Beginning Saturday, February 23, the United Methodist Church is holding a special called session of its General Conference, the official decision-making body of the denomination. Eight hundred sixty-four delegates—half laity and half clergy—will join with the Council of Bishops to pray, discuss, and debate the question of how the United Methodist Church should move forward regarding its position on same-sex marriage in the hope of discerning God’s will for the denomination. 

Over the next few days I’ll be posting several short articles outlining my thoughts on the upcoming vote and why I support the One Church Plan recommended by a majority of our Council of Bishops.  

Here’s the order in which I anticipate publishing the posts this week:

  • Living in the Tension: A Church of the Via Media – today; see below
  • The Bible Says It … That Settles It – Wednesday Morning
  • “Do You See This Woman?” – Thursday Morning
  • The Case for Allowing Same-Sex Marriage – Friday Morning
  • Where Do We Go From Here? – Saturday Morning

I love the way the Methodists were described in Norman Maclean’s A River Runs Through It. Maclean noted that his Presbyterian father, ministering in the early decades of the twentieth century, described Methodists as, “Baptists who could read.” No offense to the Baptists, but I take Maclean to mean that Methodists captured the revivalist fervor of the Baptists, with some intellectual chops (though clearly, he saw Methodists as a notch below the Presbyterians on that front!). Methodists have also been described as “reasonable enthusiasts” uniting the intellect and the heart. This is what we might expect from a revival movement started by college students and a professor at Oxford University.

Methodism has often been described as a bridge-building or “conjunctive” faith—a faith that holds together, often in tension, what might seem to be opposing impulses. This is often described as a “both/and” faith rather than an “either/or” faith. 

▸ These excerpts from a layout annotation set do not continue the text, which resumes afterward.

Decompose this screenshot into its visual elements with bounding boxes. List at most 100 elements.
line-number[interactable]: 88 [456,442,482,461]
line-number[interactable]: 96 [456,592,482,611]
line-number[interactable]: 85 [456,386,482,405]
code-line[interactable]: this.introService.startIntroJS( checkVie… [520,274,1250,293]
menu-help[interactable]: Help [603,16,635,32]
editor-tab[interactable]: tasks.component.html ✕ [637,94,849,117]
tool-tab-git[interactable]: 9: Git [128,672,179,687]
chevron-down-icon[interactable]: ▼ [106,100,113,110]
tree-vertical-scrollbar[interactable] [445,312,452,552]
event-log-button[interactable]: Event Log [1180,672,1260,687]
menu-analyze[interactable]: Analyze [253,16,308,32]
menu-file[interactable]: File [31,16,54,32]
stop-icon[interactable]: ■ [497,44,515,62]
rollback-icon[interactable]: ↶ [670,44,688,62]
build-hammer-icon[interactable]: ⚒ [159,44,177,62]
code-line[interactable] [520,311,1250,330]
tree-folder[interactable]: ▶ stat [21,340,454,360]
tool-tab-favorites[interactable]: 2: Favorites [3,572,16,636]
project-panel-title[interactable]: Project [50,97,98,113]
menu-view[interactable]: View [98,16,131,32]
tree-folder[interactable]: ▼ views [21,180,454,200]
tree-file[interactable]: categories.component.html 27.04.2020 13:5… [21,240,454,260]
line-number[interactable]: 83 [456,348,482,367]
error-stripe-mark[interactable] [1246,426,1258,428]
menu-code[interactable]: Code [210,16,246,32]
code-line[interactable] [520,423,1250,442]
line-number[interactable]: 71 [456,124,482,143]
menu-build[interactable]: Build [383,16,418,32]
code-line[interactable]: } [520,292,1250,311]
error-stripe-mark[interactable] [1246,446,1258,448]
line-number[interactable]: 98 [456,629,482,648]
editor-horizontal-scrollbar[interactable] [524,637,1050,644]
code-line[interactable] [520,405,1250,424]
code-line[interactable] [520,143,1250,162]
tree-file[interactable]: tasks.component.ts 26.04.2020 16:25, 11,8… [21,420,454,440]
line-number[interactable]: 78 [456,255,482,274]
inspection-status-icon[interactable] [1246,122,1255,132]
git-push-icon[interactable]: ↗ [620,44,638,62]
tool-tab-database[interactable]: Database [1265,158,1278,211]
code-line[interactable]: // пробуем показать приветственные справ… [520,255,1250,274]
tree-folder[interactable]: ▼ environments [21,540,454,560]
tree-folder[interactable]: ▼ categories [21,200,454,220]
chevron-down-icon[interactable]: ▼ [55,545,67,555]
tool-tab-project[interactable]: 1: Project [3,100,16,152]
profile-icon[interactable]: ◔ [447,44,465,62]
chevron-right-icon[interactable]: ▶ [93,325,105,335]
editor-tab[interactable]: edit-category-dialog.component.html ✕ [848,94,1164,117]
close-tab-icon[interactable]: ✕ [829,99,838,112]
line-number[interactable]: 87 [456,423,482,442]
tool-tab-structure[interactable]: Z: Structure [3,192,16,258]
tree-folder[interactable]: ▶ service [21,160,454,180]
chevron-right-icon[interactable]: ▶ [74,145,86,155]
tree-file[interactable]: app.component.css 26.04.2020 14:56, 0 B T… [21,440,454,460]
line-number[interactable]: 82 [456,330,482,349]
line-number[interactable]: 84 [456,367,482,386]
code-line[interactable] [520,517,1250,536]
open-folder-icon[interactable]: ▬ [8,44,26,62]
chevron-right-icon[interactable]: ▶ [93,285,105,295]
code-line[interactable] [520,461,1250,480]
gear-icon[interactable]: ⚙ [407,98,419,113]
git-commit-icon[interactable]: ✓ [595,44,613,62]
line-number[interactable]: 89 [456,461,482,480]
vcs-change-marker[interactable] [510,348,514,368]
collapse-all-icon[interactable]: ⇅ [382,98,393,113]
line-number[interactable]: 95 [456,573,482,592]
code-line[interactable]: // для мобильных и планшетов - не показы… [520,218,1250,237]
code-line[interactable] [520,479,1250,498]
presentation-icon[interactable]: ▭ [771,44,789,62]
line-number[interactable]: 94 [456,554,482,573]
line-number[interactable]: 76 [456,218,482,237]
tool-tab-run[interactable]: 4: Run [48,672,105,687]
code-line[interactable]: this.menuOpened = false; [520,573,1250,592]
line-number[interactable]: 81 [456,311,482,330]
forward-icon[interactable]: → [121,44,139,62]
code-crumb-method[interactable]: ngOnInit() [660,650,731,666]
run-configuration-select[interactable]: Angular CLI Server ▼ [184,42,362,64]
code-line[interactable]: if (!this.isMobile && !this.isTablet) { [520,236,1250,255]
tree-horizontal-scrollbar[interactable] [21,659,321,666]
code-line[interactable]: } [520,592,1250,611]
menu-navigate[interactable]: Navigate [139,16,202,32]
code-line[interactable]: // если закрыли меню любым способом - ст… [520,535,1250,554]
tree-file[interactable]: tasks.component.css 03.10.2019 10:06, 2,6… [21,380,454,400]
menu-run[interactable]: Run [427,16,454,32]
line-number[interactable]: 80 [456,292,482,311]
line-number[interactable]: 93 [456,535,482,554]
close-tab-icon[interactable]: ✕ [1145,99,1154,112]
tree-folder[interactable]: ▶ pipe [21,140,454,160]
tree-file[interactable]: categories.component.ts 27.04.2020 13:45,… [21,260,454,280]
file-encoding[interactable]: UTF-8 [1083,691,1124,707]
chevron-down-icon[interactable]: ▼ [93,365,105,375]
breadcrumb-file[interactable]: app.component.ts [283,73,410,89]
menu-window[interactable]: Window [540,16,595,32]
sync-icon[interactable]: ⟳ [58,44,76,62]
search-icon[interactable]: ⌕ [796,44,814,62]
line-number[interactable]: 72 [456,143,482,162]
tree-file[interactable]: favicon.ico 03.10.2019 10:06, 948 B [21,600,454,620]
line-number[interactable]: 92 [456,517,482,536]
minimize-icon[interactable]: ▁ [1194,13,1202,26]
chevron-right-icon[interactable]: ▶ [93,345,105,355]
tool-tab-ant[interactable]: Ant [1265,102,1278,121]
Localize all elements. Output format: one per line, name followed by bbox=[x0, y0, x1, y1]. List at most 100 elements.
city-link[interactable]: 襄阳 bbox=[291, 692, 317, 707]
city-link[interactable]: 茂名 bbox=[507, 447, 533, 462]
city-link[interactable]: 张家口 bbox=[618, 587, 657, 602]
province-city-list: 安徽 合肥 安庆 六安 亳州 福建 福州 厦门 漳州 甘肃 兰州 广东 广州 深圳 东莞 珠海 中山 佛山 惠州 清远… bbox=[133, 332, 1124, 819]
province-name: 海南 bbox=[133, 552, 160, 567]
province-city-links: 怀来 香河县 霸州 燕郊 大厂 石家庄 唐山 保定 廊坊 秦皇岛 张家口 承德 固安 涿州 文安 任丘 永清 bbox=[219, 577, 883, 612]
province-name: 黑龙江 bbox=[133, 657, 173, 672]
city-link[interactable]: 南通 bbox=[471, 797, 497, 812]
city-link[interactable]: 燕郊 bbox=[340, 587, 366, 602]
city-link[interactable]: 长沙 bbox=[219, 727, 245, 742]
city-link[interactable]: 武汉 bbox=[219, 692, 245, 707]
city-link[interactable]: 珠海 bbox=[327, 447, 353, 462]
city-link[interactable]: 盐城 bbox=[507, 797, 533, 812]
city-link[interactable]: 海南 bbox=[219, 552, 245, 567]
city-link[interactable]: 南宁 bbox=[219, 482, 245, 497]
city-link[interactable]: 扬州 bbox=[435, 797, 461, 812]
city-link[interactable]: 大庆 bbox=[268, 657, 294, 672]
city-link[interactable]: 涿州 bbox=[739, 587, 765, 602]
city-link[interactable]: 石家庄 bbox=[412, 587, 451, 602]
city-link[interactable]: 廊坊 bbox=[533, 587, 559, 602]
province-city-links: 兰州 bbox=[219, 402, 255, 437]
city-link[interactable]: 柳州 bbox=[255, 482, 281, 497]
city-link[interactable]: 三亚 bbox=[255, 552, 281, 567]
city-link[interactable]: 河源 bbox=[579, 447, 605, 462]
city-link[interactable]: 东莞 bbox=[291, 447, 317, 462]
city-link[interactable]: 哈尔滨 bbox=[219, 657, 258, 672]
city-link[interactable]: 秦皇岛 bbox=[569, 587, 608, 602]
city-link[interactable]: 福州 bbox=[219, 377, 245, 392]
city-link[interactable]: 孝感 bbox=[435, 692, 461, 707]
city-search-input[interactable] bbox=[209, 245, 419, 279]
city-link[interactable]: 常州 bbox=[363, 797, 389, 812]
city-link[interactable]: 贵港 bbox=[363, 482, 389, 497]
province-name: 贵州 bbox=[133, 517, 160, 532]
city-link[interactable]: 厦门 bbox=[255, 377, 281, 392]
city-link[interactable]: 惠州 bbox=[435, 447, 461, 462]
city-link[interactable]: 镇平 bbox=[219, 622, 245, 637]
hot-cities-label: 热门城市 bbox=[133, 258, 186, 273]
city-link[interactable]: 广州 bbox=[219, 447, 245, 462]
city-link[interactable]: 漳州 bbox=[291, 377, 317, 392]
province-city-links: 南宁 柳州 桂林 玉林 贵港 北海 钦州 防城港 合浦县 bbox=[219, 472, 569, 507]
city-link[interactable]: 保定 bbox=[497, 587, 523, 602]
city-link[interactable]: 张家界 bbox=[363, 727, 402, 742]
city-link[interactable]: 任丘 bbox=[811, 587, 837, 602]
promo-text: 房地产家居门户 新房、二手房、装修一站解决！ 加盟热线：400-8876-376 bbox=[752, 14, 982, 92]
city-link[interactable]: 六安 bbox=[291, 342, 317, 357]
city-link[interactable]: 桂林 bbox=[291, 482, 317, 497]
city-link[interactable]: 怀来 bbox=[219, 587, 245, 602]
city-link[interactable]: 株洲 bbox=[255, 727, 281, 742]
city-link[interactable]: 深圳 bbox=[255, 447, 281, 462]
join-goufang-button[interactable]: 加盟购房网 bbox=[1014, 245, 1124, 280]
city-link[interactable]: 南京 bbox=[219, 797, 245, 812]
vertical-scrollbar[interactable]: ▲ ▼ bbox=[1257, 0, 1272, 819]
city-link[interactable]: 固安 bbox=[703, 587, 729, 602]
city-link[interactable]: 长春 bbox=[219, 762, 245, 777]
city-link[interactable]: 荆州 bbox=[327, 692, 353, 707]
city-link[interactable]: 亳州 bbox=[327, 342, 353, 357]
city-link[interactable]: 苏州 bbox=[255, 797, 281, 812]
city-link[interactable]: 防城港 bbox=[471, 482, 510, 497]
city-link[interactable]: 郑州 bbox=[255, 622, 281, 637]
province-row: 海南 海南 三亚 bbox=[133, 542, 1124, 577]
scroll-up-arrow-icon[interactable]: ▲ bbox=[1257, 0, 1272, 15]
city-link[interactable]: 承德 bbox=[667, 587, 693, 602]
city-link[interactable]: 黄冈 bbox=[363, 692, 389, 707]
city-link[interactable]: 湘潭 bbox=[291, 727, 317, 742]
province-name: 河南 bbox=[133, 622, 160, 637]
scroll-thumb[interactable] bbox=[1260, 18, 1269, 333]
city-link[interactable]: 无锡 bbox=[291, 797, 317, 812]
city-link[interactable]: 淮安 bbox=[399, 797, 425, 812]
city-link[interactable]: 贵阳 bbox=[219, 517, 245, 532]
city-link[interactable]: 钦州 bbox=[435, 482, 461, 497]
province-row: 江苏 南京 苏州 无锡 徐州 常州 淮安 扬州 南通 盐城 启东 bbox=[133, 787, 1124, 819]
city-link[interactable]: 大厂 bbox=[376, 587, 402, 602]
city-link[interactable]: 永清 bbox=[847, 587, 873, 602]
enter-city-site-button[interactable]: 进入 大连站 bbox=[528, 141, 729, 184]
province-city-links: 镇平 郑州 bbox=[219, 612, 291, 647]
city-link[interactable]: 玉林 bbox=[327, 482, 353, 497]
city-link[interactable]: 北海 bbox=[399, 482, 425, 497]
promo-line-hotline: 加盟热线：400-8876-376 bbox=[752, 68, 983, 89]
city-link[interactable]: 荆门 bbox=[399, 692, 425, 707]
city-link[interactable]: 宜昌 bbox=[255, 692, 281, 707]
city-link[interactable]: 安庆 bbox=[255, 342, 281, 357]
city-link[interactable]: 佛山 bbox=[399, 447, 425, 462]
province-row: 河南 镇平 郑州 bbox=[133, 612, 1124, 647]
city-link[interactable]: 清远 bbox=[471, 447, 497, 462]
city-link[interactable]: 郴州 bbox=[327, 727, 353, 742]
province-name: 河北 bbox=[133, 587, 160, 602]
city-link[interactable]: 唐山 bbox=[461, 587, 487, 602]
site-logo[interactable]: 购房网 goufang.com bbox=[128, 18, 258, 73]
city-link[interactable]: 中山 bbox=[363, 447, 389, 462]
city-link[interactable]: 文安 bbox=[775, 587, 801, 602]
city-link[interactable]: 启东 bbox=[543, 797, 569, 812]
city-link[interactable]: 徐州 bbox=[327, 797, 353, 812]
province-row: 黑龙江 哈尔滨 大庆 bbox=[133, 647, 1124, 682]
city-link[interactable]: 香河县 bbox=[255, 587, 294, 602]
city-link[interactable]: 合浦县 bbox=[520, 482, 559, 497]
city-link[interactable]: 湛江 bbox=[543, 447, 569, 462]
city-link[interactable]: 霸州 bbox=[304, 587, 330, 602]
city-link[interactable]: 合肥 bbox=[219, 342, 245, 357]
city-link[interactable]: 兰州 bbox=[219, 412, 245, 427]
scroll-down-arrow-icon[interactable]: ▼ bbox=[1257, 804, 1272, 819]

Methodists are passionate about both the evangelical gospel and the social gospel. We preach both personal conversion and God’s call to transform the world through acts of justice and mercy. We place a high value on scripture, viewing it as our inspired text for faith and practice, and we read the Bible with the help of scholarship, engaging our intellect and in the light of scriptures’ historical contexts. We believe in the sovereignty of God and free will. We believe in grace and holiness. We are saved by God’s grace, through faith, and we are saved for good works. We are called to love God and to love our neighbor. United Methodists hold fast to the historic essentials of the Christian faith, and we have a “catholic spirit” when it comes to many things other Christians fight and divide over. 

Methodism only “works” when it firmly holds both sides of the both/and equations. Without grace, holiness becomes legalism. Without holiness, grace becomes libertinism. Without the heart, we have an empty intellectualism. Without the intellect, we have passionate pablum. I’ve often had people ask me, “Are you conservative or liberal?” My response is always the same, “Yes.” “But which?” “Both!” Without a liberal spirit we become graceless and stuck. Without a conserving spirit we are unanchored and drift. 

This both/and, conjunctive, bridge-building, middle way kind of faith is not intended to be a milquetoast faith of moderation, but instead a faith of the radical center (or as my friend Bishop Scott Jones says, the “extreme center"). At its best, Methodism is a rich and vibrant faith, passionate and deeply devoted to Christ and to serving the present age.  And it is a faith that draws people from both sides of the theological, sociological, and political divide. That is, in my mind, part of our strength.

The challenge with a faith like this is that it exists in tension. I’m never as conservative as my conservative members wish I was, nor as progressive as my progressive members wish I was. My progressives love the sermons on social justice that speak to things they care deeply about, but sometimes the sermons they need the most are those that speak to the conversion of the heart. My conservatives love when I give a personal call to conversion, but sometimes get antsy when I ask for a call to action on social issues. 

As a denomination we live in that tension as well.  As long as I’ve been a Methodist (thirty-six years), there have always been conservative groups in the church frustrated by, and critical of, the progressives. And there have been progressive groups that were just as frustrated by, and critical of, the conservatives. At the same time the largest group of people in United Methodism, often the silent majority, are those who live in that extreme or radical center. They are not really silent, but they listen, they seek to understand, and they value both sides even if they lean right or left.

It requires patience, humility, and grace to look at people with whom you disagree on an issue or theological point and say, “You are still my brother or sister.” It requires a willingness to say, “I don’t agree with you here, but I value what you bring to the table, and I need you.” It is much easier to want to leave and find a place without the tension, where everyone agrees with you, than to stay in a place with people with whom you disagree. But I believe we’re all poorer when we do that. 

This is one reason why I support the One Church Plan recommended by two-thirds of our Bishops. It attempts to navigate a middle way between the left and the right, giving space for both the traditionalists and the progressives.  Some will leave because of it. But I hope many more will say, “We can continue to live in the tension, valuing, while disagreeing with, those on the other side.”